En 1780, le prêtre scientifique italien, Lazzaro Spallanzi, développa les premières techniques d’insémination artificielle chez le chien.

Ses travaux permirent de mettre en évidence la nécessité de disposer de spermatozoïdes et d’un « oeuf » pour obtenir une grossesse.

La première expérience d’insémination artificielle chez l’Homme fut réalisée une dizaine d’années plus tard (1789) par un chirurgien écossais, le docteur John Hunter. Il obtint une grossesse en plaçant les spermatozoïdes du conjoint dans le vagin de sa femme.

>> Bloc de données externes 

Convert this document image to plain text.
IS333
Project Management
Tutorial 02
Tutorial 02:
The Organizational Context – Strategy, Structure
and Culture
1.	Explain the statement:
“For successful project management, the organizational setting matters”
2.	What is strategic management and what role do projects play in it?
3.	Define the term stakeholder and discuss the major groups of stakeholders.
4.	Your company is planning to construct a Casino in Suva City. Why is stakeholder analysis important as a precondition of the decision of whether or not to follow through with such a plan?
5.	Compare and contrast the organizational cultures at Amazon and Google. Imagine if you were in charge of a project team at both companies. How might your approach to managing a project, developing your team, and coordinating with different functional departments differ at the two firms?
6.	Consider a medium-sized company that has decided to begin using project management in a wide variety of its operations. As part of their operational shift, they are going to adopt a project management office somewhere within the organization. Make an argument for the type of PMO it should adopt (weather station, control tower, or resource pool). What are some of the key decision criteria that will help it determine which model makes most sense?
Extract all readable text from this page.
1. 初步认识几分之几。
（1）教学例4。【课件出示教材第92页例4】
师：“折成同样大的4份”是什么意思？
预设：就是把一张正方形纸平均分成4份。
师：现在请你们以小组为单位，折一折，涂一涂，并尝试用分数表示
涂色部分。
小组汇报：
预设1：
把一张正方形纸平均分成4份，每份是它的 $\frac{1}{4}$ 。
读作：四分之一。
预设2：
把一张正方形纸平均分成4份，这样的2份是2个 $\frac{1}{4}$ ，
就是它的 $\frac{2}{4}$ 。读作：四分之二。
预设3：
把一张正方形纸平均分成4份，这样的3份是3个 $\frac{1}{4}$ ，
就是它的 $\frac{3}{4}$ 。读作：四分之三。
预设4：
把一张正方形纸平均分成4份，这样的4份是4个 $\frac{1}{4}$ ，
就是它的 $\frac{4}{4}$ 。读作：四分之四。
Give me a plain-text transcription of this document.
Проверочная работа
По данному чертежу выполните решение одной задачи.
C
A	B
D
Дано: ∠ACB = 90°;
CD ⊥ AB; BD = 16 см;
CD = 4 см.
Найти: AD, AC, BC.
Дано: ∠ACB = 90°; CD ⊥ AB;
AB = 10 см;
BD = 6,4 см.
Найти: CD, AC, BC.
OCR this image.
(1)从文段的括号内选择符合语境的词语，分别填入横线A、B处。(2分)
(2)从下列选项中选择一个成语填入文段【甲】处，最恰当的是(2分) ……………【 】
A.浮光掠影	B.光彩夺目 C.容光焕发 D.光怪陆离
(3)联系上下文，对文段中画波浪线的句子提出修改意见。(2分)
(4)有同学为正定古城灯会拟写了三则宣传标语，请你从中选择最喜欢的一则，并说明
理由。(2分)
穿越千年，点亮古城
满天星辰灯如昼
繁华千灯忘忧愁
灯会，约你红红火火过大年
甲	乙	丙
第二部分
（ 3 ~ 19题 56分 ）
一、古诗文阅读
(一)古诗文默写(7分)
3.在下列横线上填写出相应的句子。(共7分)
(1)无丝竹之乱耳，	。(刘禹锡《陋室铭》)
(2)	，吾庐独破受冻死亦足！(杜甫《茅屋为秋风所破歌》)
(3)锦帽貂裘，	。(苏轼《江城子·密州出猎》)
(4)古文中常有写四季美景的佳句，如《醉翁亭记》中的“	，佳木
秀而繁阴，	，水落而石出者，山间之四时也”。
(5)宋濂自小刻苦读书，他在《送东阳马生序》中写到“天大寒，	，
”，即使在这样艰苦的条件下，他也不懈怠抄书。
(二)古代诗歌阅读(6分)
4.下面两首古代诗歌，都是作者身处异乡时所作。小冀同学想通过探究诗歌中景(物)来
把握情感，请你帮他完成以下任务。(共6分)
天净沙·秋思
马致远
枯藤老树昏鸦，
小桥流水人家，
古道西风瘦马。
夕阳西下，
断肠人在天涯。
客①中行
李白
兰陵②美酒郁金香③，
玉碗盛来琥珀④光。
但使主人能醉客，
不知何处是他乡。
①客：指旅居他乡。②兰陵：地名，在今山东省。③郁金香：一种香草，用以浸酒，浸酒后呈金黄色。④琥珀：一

Le premier résultat positif d’insémination par sperme de donneur, fut publié en 1884, à Philadelphie, par le docteur William Pancoast.

Pendant plusieurs décennies, ces inséminations intra-vaginales furent réalisées chez les couples stériles avec des résultats, sommes toutes, assez médiocres (5 à 6% de taux de réussite), ce qui amena le discrédit sur la technique et son abandon.

Ce n’est que récemment (dans les années 1990), suite aux développements techniques du suivi des cycles ovariens, à l’amélioration des méthodes de préparation du sperme et à l’introduction des inducteurs de l’ovulation apportés par la recherche effectuée sur la FIV, qu’on a ressorti des oubliettes cette technique ancestrale qui pouvait présenter certains avantages, notamment dans les infertilités d’origine masculine.

A l’heure actuelle, cette technique de PMA représente le premier stade d’assistance médicale à la procréation dans toutes les infertilités d’origine non-tubaire.